Pada rapat Majelis Tahkim 7 Maret 2016, Majelis Tahkim memanggil kembali Fahri untuk mengikuti sidang yang ketiga kalinya sebagai kesempatan terakhir untuk melakukan pembelaan.
Tapi pada 10 Maret 2016, Fahri mengirimkan surat yang isinya menolak untuk hadir. Meminta seluruh proses persidangan atas dirinya dihentikan dan bahkan mempertanyakan kembali legalitas Majelis Tahkim.
Majelis Tahkim pun menilai tuntutan Fahri tidak relavan dan berlebihan. Karena itu Majelis Tahkim tetap melanjutkan proses persidangan.

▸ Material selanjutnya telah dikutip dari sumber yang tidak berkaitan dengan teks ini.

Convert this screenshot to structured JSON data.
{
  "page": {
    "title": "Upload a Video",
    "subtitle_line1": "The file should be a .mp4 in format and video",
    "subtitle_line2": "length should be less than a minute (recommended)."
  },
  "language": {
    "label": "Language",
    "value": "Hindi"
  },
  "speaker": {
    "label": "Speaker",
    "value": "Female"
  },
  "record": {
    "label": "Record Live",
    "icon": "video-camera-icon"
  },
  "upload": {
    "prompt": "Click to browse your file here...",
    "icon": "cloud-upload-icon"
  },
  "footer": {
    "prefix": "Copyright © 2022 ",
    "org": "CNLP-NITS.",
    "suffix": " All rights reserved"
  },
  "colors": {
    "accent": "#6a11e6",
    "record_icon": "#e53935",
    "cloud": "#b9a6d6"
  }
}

Maka pada tanggal 11 Maret 2016, Majelis Tahkim bersidang untuk yang ketiga kalinya tanpa dihadiri oleh Fahri.
Ketidakhadiran Fahri dipandang oleh Majelis Tahkim bahwa dia tidak menghormati proses persidangan dengan sengaja tidak menggunakan hak pembelaannya.
Pada sidang ketiga Majelis Tahkim 11 Maret 2016, setelah menimbang dan memperhatikan berbagai hal maka Majelis Tahkim memutuskan melalui putusan No.02/PUT/MT-PKS/2016 menerima rekomendasi BPDO yaitu memberhentikan Fahri dari semua jenjang keanggotaan Partai Keadilan Sejahtera.
Kemudian, pada 20 Maret 2016, Majelis Tahkim menyampaikan putusannya kepada DPTP PKS untuk ditindaklanjuti. Selanjutnya, pada 23 Maret 2016, DPTP melimpahkan kepada DPP PKS untuk menindaklanjuti sebagaimana diatur dalam AD/ART PKS.